Europa amara anche per Gm-Opel: a casa in 2.600
Grazie all’incremento di vendite e prezzi, il colosso di Detroit ha guadagnato 900 milioni di dollari nel terzo trimestre. E il titolo a Wall Street ha segnato un balzo del 9% (dopo i conti del trimestre superiori alle attese). Complessivamente però gli utili nel trimestre sono scesi a 1,48 miliardi di dollari (-14%) mentre i fatturati sono saliti a 37,6 miliardi, dai 36,7 di un anno fa.
Come per altri produttori è il Vecchio Continente il mercato che segna il passo, con una perdita nell’area di 500 milioni rispetto a quella di 300 milioni di un anno fa. E secondo il ceo di Detroit Daniel Akerson, non andrà meglio, tanto che le previsioni parlano di una perdita a fine anno di 1,8 miliardi dollari. Ipotizzando il pareggio nelle attività europee non prima del 2015. Opel, la filiale europea di Gm, è una sorta di zavorra per il gruppo: in perdita da 12 anni (per un totale di 16 miliardi di dollari) ha spinto i vertici di Detroit a cambiare rotta e a presentare un piano di ristrutturazione (anche se le trattative con i sindacati sono ancora in corso).
L’obiettivo è di ridurre i costi fissi in Europa di 500 milioni di dollari tra il 2013 e il 2015. Tagliando 2.600 posti di lavoro. Altri licenziamenti potrebbero essere possibili in base all’evoluzione della domanda nel Vecchio Continente. Gm ha anche detto che nel 2013 ridurrà i turni allo stabilimento Opel di Eisenach, in Germania, da tre a due. Il turn around per Opel potrebbe arrivare nel 2016 grazie al lancio di 23 nuovi modelli, a partire da Mokka il piccolo Suv lanciato quest’anno e dal debutto il prossimo anno della minicar Adam. «Abbiamo ancora molto lavoro da fare, soprattutto in Europa» ha detto il chief financial officer Dan Ammann. Mentre il gruppo sta cercando un nuovo ceo per le attività europee.

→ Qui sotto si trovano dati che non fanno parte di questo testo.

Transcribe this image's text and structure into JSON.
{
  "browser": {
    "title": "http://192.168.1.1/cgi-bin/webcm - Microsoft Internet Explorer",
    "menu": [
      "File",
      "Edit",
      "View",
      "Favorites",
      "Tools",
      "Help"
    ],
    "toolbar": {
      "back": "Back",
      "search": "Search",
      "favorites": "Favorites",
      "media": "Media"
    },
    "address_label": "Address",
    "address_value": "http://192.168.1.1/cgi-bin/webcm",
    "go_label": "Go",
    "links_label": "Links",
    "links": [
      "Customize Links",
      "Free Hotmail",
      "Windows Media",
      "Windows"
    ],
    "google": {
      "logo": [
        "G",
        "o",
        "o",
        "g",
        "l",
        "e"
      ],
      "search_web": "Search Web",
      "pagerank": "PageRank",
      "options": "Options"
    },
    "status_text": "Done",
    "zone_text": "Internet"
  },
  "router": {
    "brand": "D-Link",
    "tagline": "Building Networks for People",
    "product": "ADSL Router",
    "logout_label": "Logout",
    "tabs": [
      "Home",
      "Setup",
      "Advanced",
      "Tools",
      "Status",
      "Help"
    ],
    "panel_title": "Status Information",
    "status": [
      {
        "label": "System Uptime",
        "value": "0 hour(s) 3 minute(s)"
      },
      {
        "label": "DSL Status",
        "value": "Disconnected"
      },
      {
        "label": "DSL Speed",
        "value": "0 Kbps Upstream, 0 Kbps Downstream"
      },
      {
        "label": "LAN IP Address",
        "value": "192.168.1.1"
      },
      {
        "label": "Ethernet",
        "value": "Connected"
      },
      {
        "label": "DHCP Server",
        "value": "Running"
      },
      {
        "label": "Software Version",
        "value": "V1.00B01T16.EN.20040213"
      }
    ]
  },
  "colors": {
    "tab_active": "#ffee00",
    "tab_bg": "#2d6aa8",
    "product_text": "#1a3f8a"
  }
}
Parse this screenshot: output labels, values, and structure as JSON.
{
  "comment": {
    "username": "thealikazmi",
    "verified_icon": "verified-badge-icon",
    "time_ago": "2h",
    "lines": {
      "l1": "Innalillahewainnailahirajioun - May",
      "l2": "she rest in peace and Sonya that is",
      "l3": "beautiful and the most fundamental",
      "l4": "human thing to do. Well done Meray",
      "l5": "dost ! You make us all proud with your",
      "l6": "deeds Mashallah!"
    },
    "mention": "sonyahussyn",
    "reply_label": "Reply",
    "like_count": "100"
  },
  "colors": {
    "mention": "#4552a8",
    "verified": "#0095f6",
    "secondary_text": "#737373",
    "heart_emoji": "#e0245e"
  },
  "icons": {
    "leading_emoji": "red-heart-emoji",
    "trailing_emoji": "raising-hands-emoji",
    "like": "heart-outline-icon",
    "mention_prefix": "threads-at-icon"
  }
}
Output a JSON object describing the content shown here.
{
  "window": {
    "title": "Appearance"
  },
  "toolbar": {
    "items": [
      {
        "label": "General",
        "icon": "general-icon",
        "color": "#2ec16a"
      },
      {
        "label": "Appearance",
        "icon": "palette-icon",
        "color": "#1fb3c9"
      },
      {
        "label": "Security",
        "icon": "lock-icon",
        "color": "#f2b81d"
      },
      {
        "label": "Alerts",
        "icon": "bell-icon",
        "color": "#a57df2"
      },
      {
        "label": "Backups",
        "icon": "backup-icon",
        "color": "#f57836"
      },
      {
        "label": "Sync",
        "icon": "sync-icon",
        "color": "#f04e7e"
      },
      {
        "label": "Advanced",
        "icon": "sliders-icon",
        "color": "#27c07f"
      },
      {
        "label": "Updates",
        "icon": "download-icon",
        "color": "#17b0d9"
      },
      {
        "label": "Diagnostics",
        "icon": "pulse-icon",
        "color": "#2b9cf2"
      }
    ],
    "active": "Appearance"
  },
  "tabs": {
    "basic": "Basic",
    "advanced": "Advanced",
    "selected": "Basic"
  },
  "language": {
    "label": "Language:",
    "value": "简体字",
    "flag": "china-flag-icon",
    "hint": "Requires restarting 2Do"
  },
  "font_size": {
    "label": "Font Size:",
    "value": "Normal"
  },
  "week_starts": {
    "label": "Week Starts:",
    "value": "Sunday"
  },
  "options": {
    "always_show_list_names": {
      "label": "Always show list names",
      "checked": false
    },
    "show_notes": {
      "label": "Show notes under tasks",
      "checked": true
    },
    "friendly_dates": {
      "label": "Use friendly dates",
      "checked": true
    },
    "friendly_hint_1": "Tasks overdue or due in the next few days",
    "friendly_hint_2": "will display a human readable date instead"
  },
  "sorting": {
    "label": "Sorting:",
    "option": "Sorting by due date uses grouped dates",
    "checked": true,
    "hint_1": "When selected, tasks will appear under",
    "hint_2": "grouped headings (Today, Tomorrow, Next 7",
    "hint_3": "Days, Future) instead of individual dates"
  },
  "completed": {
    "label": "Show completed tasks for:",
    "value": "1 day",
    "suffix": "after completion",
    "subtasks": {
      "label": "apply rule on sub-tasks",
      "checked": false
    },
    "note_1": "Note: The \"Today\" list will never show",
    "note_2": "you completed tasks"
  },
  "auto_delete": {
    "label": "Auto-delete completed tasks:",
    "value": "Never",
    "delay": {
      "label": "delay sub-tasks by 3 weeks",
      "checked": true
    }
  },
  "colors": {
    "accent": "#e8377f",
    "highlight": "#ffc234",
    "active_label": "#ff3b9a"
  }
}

E come per Fiat Chrysler, nemmeno ai vertici di Detroit sono piaciute le parole del candidato repubblicano Mitt Romney che in alcuni spot elettorali ha accusato i due gruppi automobilistici di voler trasferire parte della produzione (e quindi di posti di lavoro) in Cina. «Lo spot rappresenta il peggio di una campagna politica cinica — ha detto il portavoce di Gm Greg Martin —. Noi pensiamo che creare posti di lavoro negli Stati Uniti e far sì che gli utili tornino in questo Paese dovrebbe essere fonte di un orgoglio bipartisan».
In Europa anche la rivale Ford viaggia in salita. La settimana scorsa il gruppo numero due al mondo ha annunciato la chiusura di tre stabilimenti nella Regione con il taglio di 5.700 posti di lavoro e l’obiettivo di ridurre i costi di almeno 500 milioni di dollari. Ford ha detto di aspettarsi una perdita di 3 miliardi nei prossimi due anni in Europa, incluso almeno 1,5 miliardi quest’anno. Nel 2014 le cose dovrebbero andare leggermente meglio (con una riduzione delle perdite) e con un ritorno all’utile nel 2015.